I have been talking with the folks who make our soy milk maker. They have done a nice little add-on to our soy milk package. Anyone who orders one of the makers will also get a free tofu maker and the starter that makes the tofu coagulate. We and our distributor have rolled back the price of the sturdier unit (it has a 2 year warranty). We are also offer another unit which costs less (and does not have the same warranty). I want to give you some choices. Go here to see what you can save by getting your own milk maker. And, as Allison suggests, run through the numbers using oat or almond milk as well. But apart from the numbers, having your own maker means you have complete control over what you use to make your milk. Kathleen is getting organic, non GMO beans for hers. She is having a cup of hot soy milk every morning. She claims it will replace her Starbucks run, but I am not convinced, LOL.

Here is Allison's experience with the soy milk maker. And I KNOW Kathleen loves that warm milk smell too!
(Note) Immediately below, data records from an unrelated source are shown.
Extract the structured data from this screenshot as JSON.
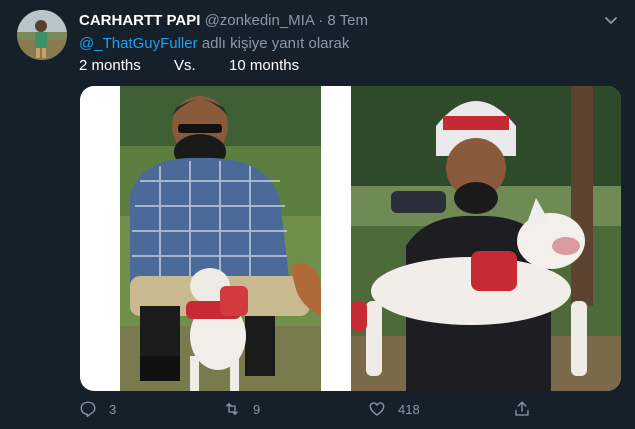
{
  "tweet": {
    "display_name": "CARHARTT PAPI",
    "handle": "@zonkedin_MIA",
    "separator": "·",
    "date": "8 Tem",
    "reply_to_handle": "@_ThatGuyFuller",
    "reply_to_suffix": " adlı kişiye yanıt olarak",
    "text": "2 months        Vs.        10 months"
  },
  "actions": {
    "reply_count": "3",
    "retweet_count": "9",
    "like_count": "418"
  },
  "icons": {
    "reply": "reply-icon",
    "retweet": "retweet-icon",
    "like": "heart-icon",
    "share": "share-icon",
    "more": "chevron-down-icon"
  },
  "colors": {
    "background": "#15202b",
    "secondary_text": "#8899a6",
    "link": "#1da1f2"
  }
}
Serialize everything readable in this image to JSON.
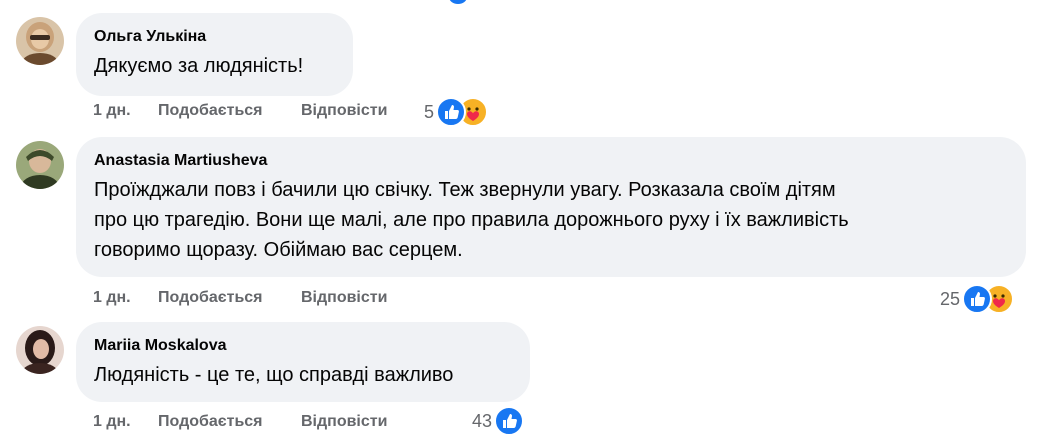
{
  "comments": [
    {
      "author": "Ольга Улькіна",
      "text": "Дякуємо за людяність!",
      "time": "1 дн.",
      "like_label": "Подобається",
      "reply_label": "Відповісти",
      "reaction_count": "5",
      "reactions": [
        "like-icon",
        "care-icon"
      ],
      "avatar_colors": [
        "#c9a27a",
        "#6b4a2e"
      ]
    },
    {
      "author": "Anastasia Martiusheva",
      "text": "Проїжджали повз і бачили цю свічку. Теж звернули увагу. Розказала своїм дітям\nпро цю трагедію. Вони ще малі, але про правила дорожнього руху і їх важливість\nговоримо щоразу. Обіймаю вас серцем.",
      "time": "1 дн.",
      "like_label": "Подобається",
      "reply_label": "Відповісти",
      "reaction_count": "25",
      "reactions": [
        "like-icon",
        "care-icon"
      ],
      "avatar_colors": [
        "#7a8a5a",
        "#3d4a2a"
      ]
    },
    {
      "author": "Mariia Moskalova",
      "text": "Людяність - це те, що справді важливо",
      "time": "1 дн.",
      "like_label": "Подобається",
      "reply_label": "Відповісти",
      "reaction_count": "43",
      "reactions": [
        "like-icon"
      ],
      "avatar_colors": [
        "#b07a6a",
        "#2a1a18"
      ]
    }
  ],
  "colors": {
    "bubble": "#f0f2f5",
    "meta_text": "#65676b",
    "like_blue": "#1877f2",
    "care_yellow": "#f7b125"
  }
}
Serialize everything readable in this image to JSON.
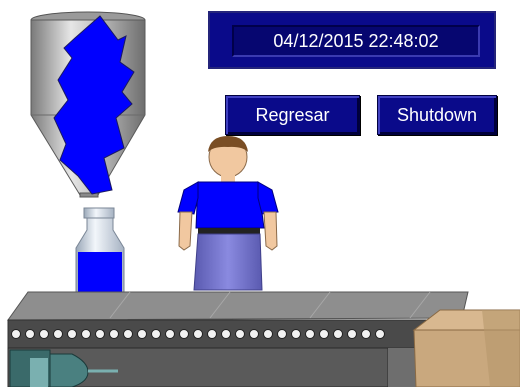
{
  "header": {
    "datetime": "04/12/2015 22:48:02"
  },
  "buttons": {
    "back_label": "Regresar",
    "shutdown_label": "Shutdown"
  },
  "process": {
    "hopper_fill_color": "#0000ff",
    "bottle_fill_color": "#0000ff"
  },
  "colors": {
    "panel_bg": "#0a0a8a",
    "text": "#ffffff"
  }
}
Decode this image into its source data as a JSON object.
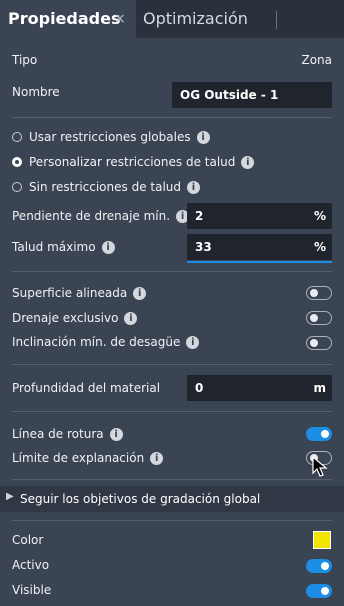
{
  "tabs": {
    "active": "Propiedades",
    "close_glyph": "×",
    "inactive": "Optimización"
  },
  "props": {
    "tipo_label": "Tipo",
    "tipo_value": "Zona",
    "nombre_label": "Nombre",
    "nombre_value": "OG Outside - 1"
  },
  "restrictions": {
    "options": [
      {
        "label": "Usar restricciones globales",
        "selected": false
      },
      {
        "label": "Personalizar restricciones de talud",
        "selected": true
      },
      {
        "label": "Sin restricciones de talud",
        "selected": false
      }
    ],
    "pendiente_label": "Pendiente de drenaje mín.",
    "pendiente_value": "2",
    "pendiente_unit": "%",
    "talud_label": "Talud máximo",
    "talud_value": "33",
    "talud_unit": "%"
  },
  "surface": {
    "alineada_label": "Superficie alineada",
    "alineada_on": false,
    "drenaje_label": "Drenaje exclusivo",
    "drenaje_on": false,
    "inclinacion_label": "Inclinación mín. de desagüe",
    "inclinacion_on": false
  },
  "material": {
    "label": "Profundidad del material",
    "value": "0",
    "unit": "m"
  },
  "lines": {
    "rotura_label": "Línea de rotura",
    "rotura_on": true,
    "limite_label": "Límite de explanación",
    "limite_on": false
  },
  "section": {
    "chevron": "▶",
    "label": "Seguir los objetivos de gradación global"
  },
  "appearance": {
    "color_label": "Color",
    "color_value": "#f2e600",
    "activo_label": "Activo",
    "activo_on": true,
    "visible_label": "Visible",
    "visible_on": true
  },
  "icons": {
    "info": "i"
  }
}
This spring, after talking with others who have the soy milk maker, I decided to bite the bullet and buy one. With the amount of almond milk I go through in a week, I knew it wouldn't take long to pay for itself (not to mention how much lighter my groceries from Whole Foods are every week.)

When I got the machine, I discovered that not only does it make soy and almond milk, but also rice milk. And it also includes packets of stuff to make tofu out of the soy milk. I haven't tried making rice milk or tofu yet, but probably will in the future.

So, I measured out the amount of almonds specified in the instructions, and set them aside to soak for my first batch. Unfortunately, my plans didn't work out the way I expected that weekend, and the almonds soaked too long and got huge. As a result, they took up too much space and didn't get ground up enough, and my first batch of almond milk was rather watery. Since it was my first batch, I didn't know if this was the way it always was, or if I had made a mistake. When I tried again, I weighed the almonds instead of measuring by volume, and made sure not to soak them too long. This time, I ended up with thick, foamy almond milk. And because I added coconut with the almonds, it smelled really yummy.

The almond milk separates, so you have to shake it up before using. Because it doesn't have the gums they use in the commercial milk, it isn't as thick. So I made some adjustments to my shake. I added 1/3 of a banana (a nice firm one, still slightly green on the ends) and a generous amount of the almond pulp left over from making the milk.

Recently, I decided to add some soy to my diet to see if it would help with some sleep problems I suspect are hormonal. What better way than to use soy milk in my shake. I have to say that, nice as the almond milk is, the soy milk is even nicer. I soak 100 grams of soybeans, put them in the basket with 2 tsp of dried coconut and a tiny bit of vanilla bean, and turn on the soymilk maker. When it beeps that it's done, I have a carafe full of golden, foamy, fragrant milk. It's an instant BE raiser. I like to just smell it for a bit before putting it in the refrigerator. The soy milk doesn't separate like the almond milk, and the soymilk foam is much easier to clean off the machine than the almond foam. I miss the almond pulp, though. To make up for losing that in my shake, I'm now adding 2 T of oats.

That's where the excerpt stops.